The reindeer nodded.
“You remember the Morse Code for HELP?”
Another nod.
“Good. Use your red nose to send up the signal, and I’ll wave this doll in the air, and soon they’ll see us and all will be better.”
As Rudolph flashed the distress code, Barnaby climbed onto the mighty reindeer’s back and waved the doll high in the air, beaming a smile of pure joy.
Then came a flash. And as the missile bore down on them, Barnaby had time for one more thought, dimly, that perhaps this was how stars were born.
Then the light erased him.
***
“Sir,” said the NORAD radar technician. “We lost Santa’s signal.”“What?” The commander leaned over the tech’s shoulder. “Where?”
“There,” the tech pointed. “Off the coast of Venezuela.”
The commander tapped his phone. After a short call, he said, “Missile Defense Command lost him, too. I’ll notify the Joint Chiefs.”
***
In the White House, the president sat watching television. A gilded platter with a half-eaten Quarter Pounder with Cheese lay on the table in front of him. Snatching up the remnants of the burger and shoving it into his mouth, he smiled with bulging cheeks at the drone footage of two hazy figures, marooned on a vessel in the Caribbean Sea.“Mr. President,” said an aide. “I think that’s an animal.”
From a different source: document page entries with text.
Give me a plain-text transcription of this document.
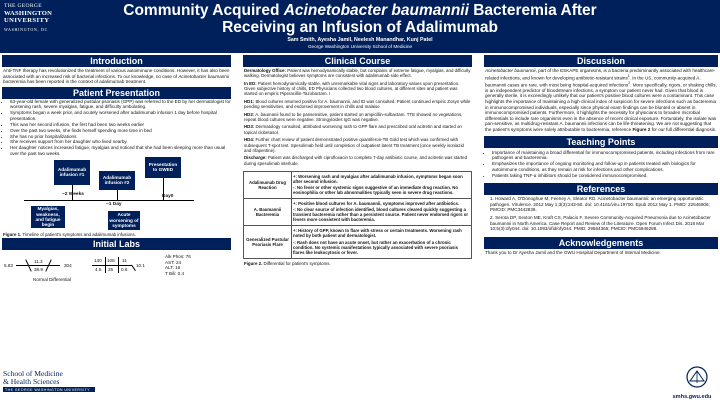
THE GEORGE
WASHINGTON
UNIVERSITY
WASHINGTON, DC
Community Acquired Acinetobacter baumannii Bacteremia After
Receiving an Infusion of Adalimumab
Sam Smith, Ayesha Jamil, Neelesh Manandhar, Kunj Patel
George Washington University School of Medicine
Introduction
Anti-TNF therapy has revolutionized the treatment of various autoimmune conditions. However, it has also been associated with an increased risk of bacterial infections. To our knowledge, no case of Acinetobacter baumannii bacteremia has been reported in the context of adalimumab treatment.
Patient Presentation
• 63-year-old female with generalized pustular psoriasis (GPP) was referred to the ED by her dermatologist for worsening rash, severe myalgias, fatigue, and difficulty ambulating.
• Symptoms began a week prior, and acutely worsened after adalimumab infusion 1 day before hospital presentation.
• This was her second infusion, the first had been two weeks earlier
• Over the past two weeks, she finds herself spending more time in bed
• She has no prior hospitalizations
• She receives support from her daughter who lived nearby.
• Her daughter notices increased fatigue, myalgias and noticed that she had been sleeping more than usual over the past two weeks.
Adalimumab infusion #1
Adalimumab infusion #2
Presentation to GWED
~2 Weeks
~1 Day
Day0
Myalgias, weakness, and fatigue begin
Acute worsening of symptoms
Figure 1. Timeline of patient's symptoms and adalimumab infusions.
Initial Labs
5.83
11.3
38.9
304
140 108 11
4.5 25 0.6
10.1
Alk Phos: 76
AST: 24
ALT: 16
T Bili: 0.4
Normal Differential
School of Medicine
& Health Sciences
THE GEORGE WASHINGTON UNIVERSITY
Clinical Course

Dermatology Office: Patient was hemodynamically stable, but complains of extreme fatigue, myalgias, and difficulty walking. Dermatologist believes symptoms are consistent with adalimumab side effect.

In ED: Patient hemodynamically stable, with unremarkable vital signs and laboratory values upon presentation. Given subjective history of chills, ED Physicians collected two blood cultures, at different sites and patient was started on empiric Piperacillin-Tazobactam. I

HD1: Blood cultures returned positive for A. baumannii, and ID was consulted. Patient continued empiric Zosyn while pending sensitivities, and endorsed improvement in chills and malaise

HD2: A. baumanii found to be pansensitive, patient started on ampicillin-sulbactam. TTE showed no vegetations, repeat blood cultures were negative. Strongyloides IgG was negative.

HD3: Dermatology consulted, attributed worsening rash to GPP flare and prescribed oral acitretin and started on topical clobetasol.

HD4: Further chart review of patient demonstrated positive quantiferon-TB Gold test which was confirmed with subsequent T-spot test. Spesolimab held until completion of outpatient latent TB treatment (once weekly isoniazid and rifapentine).

Discharge: Patient was discharged with ciprofloxacin to complete 7-day antibiotic course, and acitretin was started during spesolimab interlude.

Adalimumab Drug Reaction	+: Worsening rash and myalgias after adalimumab infusion, symptoms began soon after second infusion.

-: No fever or other systemic signs suggestive of an immediate drug reaction. No eosinophilia or other lab abnormalities typically seen in severe drug reactions.

A. Baumannii Bacteremia	+: Positive blood cultures for A. baumannii, symptoms improved after antibiotics.

-: No clear source of infection identified, blood cultures cleared quickly suggesting a transient bacteremia rather than a persistent source. Patient never endorsed rigors or fevers more consistent with bacteremia.

Generalized Pustular Psoriasis Flare	+: History of GPP, known to flare with stress or certain treatments. Worsening rash noted by both patient and dermatologist.

-: Rash does not have an acute onset, but rather an exacerbation of a chronic condition. No systemic manifestations typically associated with severe psoriasis flares like leukocytosis or fever.

Figure 2. Differential for patient's symptoms.
Discussion
Acinetobacter baumannii, part of the ESKAPE organisms, is a bacteria predominantly associated with healthcare-related infections, and known for developing antibiotic-resistant strains$^1$. In the US, community-acquired A. baumannii cases are rare, with most being hospital-acquired infections$^2$. More specifically, rigors, or shaking chills, is an independent predictor of bloodstream infections, a symptom our patient never had. Given that blood is generally sterile, it is exceedingly unlikely that our patient's positive blood cultures were a contaminant. This case highlights the importance of maintaining a high clinical index of suspicion for severe infections such as bacteremia in immunocompromised individuals, especially since physical exam findings can be blunted or absent in immunocompromised patients. Furthermore, it highlights the necessity for physicians to broaden microbial differentials to include rare organisms even in the absence of recent clinical exposure. Fortunately, the isolate was pan-sensitive, as multidrug-resistant A. baumannii infections can be life-threatening. We are not suggesting that the patient's symptoms were solely attributable to bacteremia, reference Figure 2 for our full differential diagnosis.
Teaching Points
• Importance of maintaining a broad differential for immunocompromised patients, including infections from rare pathogens and bacteremia.
• Emphasizes the importance of ongoing monitoring and follow-up in patients treated with biologics for autoimmune conditions, as they remain at risk for infections and other complications.
• Patients taking TNF-α inhibitors should be considered immunocompromised.
References

1. Howard A, O'Donoghue M, Feeney A, Sleator RD. Acinetobacter baumannii: an emerging opportunistic pathogen. Virulence. 2012 May 1;3(3):243-50. doi: 10.4161/viru.19700. Epub 2012 May 1. PMID: 22546906; PMCID: PMC3442836.

2. Serota DP, Sexton ME, Kraft CS, Palacio F. Severe Community-Acquired Pneumonia due to Acinetobacter baumannii in North America: Case Report and Review of the Literature. Open Forum Infect Dis. 2018 Mar 10;5(3):ofy044. doi: 10.1093/ofid/ofy044. PMID: 29564365; PMCID: PMC5846288.

Acknowledgements
Thank you to Dr Ayesha Jamil and the GWU Hospital Department of Internal Medicine.
smhs.gwu.edu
“They’re all animals,” the president growled, shoving the gold plate smeared with ketchup and mustard at the aide. “Bring me another one of these.”
“Mr. President,” the aide persisted. “One of them is waving something, and I think that’s Morse code. They appear to be calling for help.”
“You’re fired,” the president shot back. “Get out of here. Bring me my burger before you go.”
The aide left with the platter, and the president sat back and smiled with smug satisfaction as the drone missile blasted the vessel and its occupants into oblivion.
“We got another one, Petey,” he said, laughing, his maw filled with a bolus of half-chewed meat and bun. “It will be the biggest announcement ever made on Christmas morning. Nobody ever had bigger news on Christmas Day. It will be huge. Petey?”
The president glanced over at the self-styled Secretary of War, who lay passed out on the floor, an empty bottle in one hand and a buzzing smartphone in the other.
In the Oval Office, the phone rang, and rang, and rang.
This story draws from stuff happening in real time: The United States illegally blasting away boats off the coast of Venezuela. A JetBlue pilot forced to dive to avoid a head-on collision with a U.S. Air Force fuel tanker flying without its transponder, over the Caribbean Sea, near Venezuela. When Trump closed the airways over Venezuela, my husband asked, “But what about Santa?” At that moment, The Last Christmas took shape in my imagination. Depending on when you read this, the situation in Venezuela may be out of the news cycle, given way to other egregious, inexplicable, vile acts by the administration of the forty-seventh U.S. president. For me, the question that remains is, what is the line? The limit? The Rubicon to be crossed? What final act would this administration have to commit, for the people—and Congress—to wake up? Surely, the events in this story would constitute that limit. Or would they?